Blick in die Mündung der Waffe. Ein kleines schwarzes Loch, das den sofortigen Tod bringt. Ich spüre den ersten Erregungsschub in meinem Leben. Zwischen meinen Beinen ist es nass und heiß. Meine Atmung ist unregelmäßig. Furcht ist jetzt zweitrangig. Sie wird überschattet von dem süßen Schmerz in meinem Körper. Die Lust überwindet den Schrecken. Wenn ich jetzt nach meinem letzten Wunsch gefragt würde, wäre die Antwort eindeutig: mich einem unbekannten Mörder mit einem gefährlichen Spielzeug in der Hand auszuliefern.

Ich liege auf dem Bürgersteig. Mein kurzes schwarzes Kleid ist schamlos hochgezogen. Einen Meter von mir entfernt liegt die Leiche meines Verlobten auf dem Boden. Seine glasigen Augen starren in meine Richtung, Blut tropft von seinem Kopf. Eine verlassene Landstraße. Es hat zu regnen begonnen.

Ich liebe den Geruch von Schießpulver. Täuschend spüre ich, wie ich aufwache. Ich bin wiedergeboren. Als ob ich vor diesem Moment noch nie gelebt hätte.

- Was grinst du so, du Schlampe? - Ich erschaudere bei seiner Stimme, heiser und einhüllend, samtig und gefährlich.

Ich schaue auf. Er ist so groß wie ein Berg. Er ist zu groß, um sich zu bewegen. Ein Gesicht aus Granit. Kräftige Lippen mit klarer Kontur, prall. Seine Augen reflektieren das Licht unserer Autoscheinwerfer. Metall scheint im Feuer zu schmelzen. Ein hypnotisierender Anblick. Das ist beängstigend und verführerisch zugleich. Nein, der Mörder ist alles andere als hübsch. Aber wenn man ihn einmal gesehen hat, vergisst man ihn nicht mehr. Es ist wie eine Marke, die im Gedächtnis haften bleibt. Er wird nachts immer wieder auftauchen und die Gedanken aufwühlen.

Idiot! Idiot! Was denke ich nur?! In den letzten Momenten meines Lebens. Ein lebensrettender Gedanke taucht in meinem lustgetrübten Gehirn auf. Igor rief um Hilfe, als das Auto auf der Autobahn liegen blieb! Wir müssen Zeit schinden. Ich werde gerettet werden. Nein. Das Ergebnis wäre ein anderes - der Mörder würde alle erschießen. In meinen Augen ist er wie ein Roboter, ein unbesiegbarer Berg aus Eisen.

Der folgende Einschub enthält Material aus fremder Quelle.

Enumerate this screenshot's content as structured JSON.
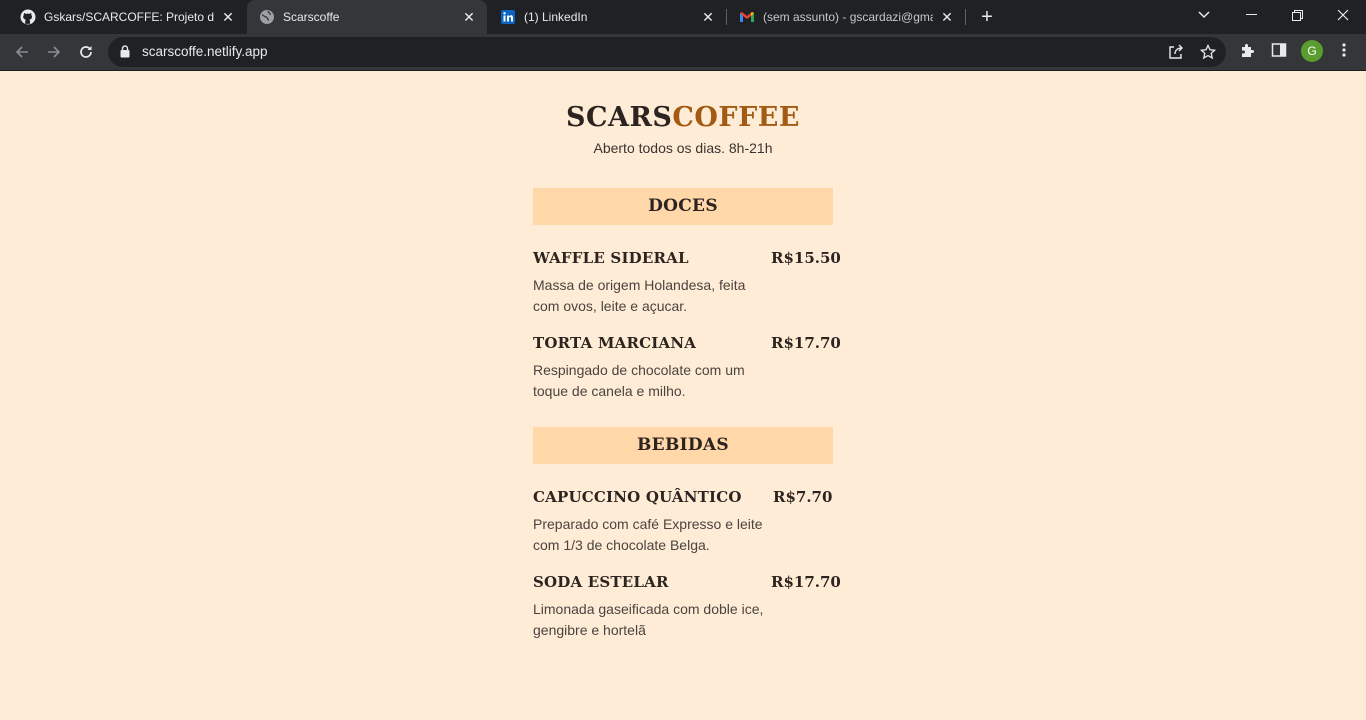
{
  "browser": {
    "tabs": [
      {
        "title": "Gskars/SCARCOFFE: Projeto do \"",
        "icon": "github-icon"
      },
      {
        "title": "Scarscoffe",
        "icon": "globe-icon"
      },
      {
        "title": "(1) LinkedIn",
        "icon": "linkedin-icon"
      },
      {
        "title": "(sem assunto) - gscardazi@gmail",
        "icon": "gmail-icon"
      }
    ],
    "url": "scarscoffe.netlify.app",
    "profile_initial": "G"
  },
  "page": {
    "brand_dark": "SCARS",
    "brand_accent": "COFFEE",
    "hours": "Aberto todos os dias. 8h-21h",
    "sections": [
      {
        "title": "DOCES",
        "items": [
          {
            "name": "WAFFLE SIDERAL",
            "price": "R$15.50",
            "description": "Massa de origem Holandesa, feita com ovos, leite e açucar."
          },
          {
            "name": "TORTA MARCIANA",
            "price": "R$17.70",
            "description": "Respingado de chocolate com um toque de canela e milho."
          }
        ]
      },
      {
        "title": "BEBIDAS",
        "items": [
          {
            "name": "CAPUCCINO QUÂNTICO",
            "price": "R$7.70",
            "description": "Preparado com café Expresso e leite com 1/3 de chocolate Belga."
          },
          {
            "name": "SODA ESTELAR",
            "price": "R$17.70",
            "description": "Limonada gaseificada com doble ice, gengibre e hortelã"
          }
        ]
      }
    ]
  },
  "colors": {
    "page_background": "#ffecd6",
    "section_band": "#ffd7a9",
    "brand_accent": "#a35a12",
    "text_dark": "#2c2420"
  }
}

- Willst du mich umbringen? - Ich schaue auf die Waffe. Seine Hände sind schön, groß, gepflegt, mit einem Netz von knorrigen Adern. Er umklammerte das tödliche Spielzeug auf eine eigentümliche Art und Weise, gebieterisch, ein wenig sorglos. Ich fragte mich, ob ich seine Handflächen auf meiner Haut spüren konnte. Allein bei dem Gedanken daran bekomme ich schon wieder Fieber. Was ist mit mir los?!

Ich muss aufwachen! Ich befinde mich in einer Art hypnotischer Trance. Der Stress und der Geruch des Todes müssen mir zu schaffen machen. Ich meine, jeder reagiert anders darauf.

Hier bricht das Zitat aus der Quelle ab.